Braasch, who was also nominated with Andrews his sophomore year for Outstanding Critic Team, plans on studying mechanical engineering at Lafayette College.
“I owe a lot of great friendships to Bordentown theater, along with some of the best memories.” He continued, “I’ll definitely keep doing theater if I have the time, but I’m also really interested in community service.”
When asked about performing at the gala in front of roughly a thousand people, Braasch stated, “I knew it was going to be one of my last performances in high school, so I just wanted to enjoy it.”
Andrews enjoyed the experience, as well. “Since the first Cappies Gala I went to, I had always been in awe of the opening number and I had always wanted to be in it if presented the chance. So when I finally did get the opportunity, I was ecstatic.”
Theater is clearly an integral part of these students’ lives and their hard work and dedication to the art paid off at the gala. Morano, who has been working at BRHS for 11 years, described the impact theater has on her students.
“I enjoy sharing my love of theater with teenagers,” she said. “They’re trying to find their place in the world, and a good theater program gives them a place to express their emotions during a time when the rest of the world can seem like a scary place.”
This isn’t the first time BRHS students have received numerous nominations and a win from the Cappies. The theater program has been participating in the competition since 2011. Each year since, BRHS students have received nominations and some winners went on to perform at a national level.
“Our very first winner, Nicholas Rodriguez, won for Outstanding Male Vocalist, and he’s now a professional actor currently performing in the Broadway tour of Les Miserables,” said Morano.

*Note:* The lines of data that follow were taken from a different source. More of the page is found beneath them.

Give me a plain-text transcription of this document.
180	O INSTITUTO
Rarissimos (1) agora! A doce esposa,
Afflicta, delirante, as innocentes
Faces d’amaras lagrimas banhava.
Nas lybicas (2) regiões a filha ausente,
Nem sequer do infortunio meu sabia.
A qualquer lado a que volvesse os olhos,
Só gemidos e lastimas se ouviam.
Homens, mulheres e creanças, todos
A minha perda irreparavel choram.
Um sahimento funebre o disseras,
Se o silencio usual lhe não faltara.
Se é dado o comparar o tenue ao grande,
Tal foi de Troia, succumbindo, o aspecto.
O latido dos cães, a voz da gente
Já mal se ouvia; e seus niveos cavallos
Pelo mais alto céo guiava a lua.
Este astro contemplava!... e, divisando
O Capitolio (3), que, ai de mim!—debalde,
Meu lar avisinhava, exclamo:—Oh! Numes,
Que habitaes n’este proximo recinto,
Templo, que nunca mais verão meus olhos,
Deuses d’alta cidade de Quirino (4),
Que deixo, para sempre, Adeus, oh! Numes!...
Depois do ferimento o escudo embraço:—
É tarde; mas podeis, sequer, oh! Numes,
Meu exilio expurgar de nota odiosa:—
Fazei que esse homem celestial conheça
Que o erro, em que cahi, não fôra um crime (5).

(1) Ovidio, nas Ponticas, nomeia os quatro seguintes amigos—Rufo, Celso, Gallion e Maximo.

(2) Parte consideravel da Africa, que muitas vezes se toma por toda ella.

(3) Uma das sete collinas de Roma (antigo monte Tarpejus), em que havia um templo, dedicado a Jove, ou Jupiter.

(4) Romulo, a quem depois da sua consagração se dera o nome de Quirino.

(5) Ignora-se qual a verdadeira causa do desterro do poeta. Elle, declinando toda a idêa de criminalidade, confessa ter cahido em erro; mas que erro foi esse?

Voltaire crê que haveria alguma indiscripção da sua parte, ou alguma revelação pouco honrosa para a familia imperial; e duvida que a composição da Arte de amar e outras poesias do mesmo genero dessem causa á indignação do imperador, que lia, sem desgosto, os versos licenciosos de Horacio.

Though she appreciates receiving recognition, “the best part of the Cappies process is that it brings attention to the hard work our students do in the rehearsal room and on stage,” she said.
The support goes both ways, as Vliet pointed out. “[The BRHS administration and staff] have all been really supportive of not only me individually, but of the arts program on a district and regional level.”
She continued,“[The theater] has been a space for me to grow into a young woman and artist… It’s changed my life and created a safe space for a lot of kids.”
At a time when funding of the arts for high schools around the country is in a precarious position, it is critical to emphasize the impact the theater has on students.
“There may be some people who say ‘It’s only a high school play,’” said Morano. “But those student performers are future leaders who are gaining confidence and learning empathy, qualities which are priceless in today’s world.”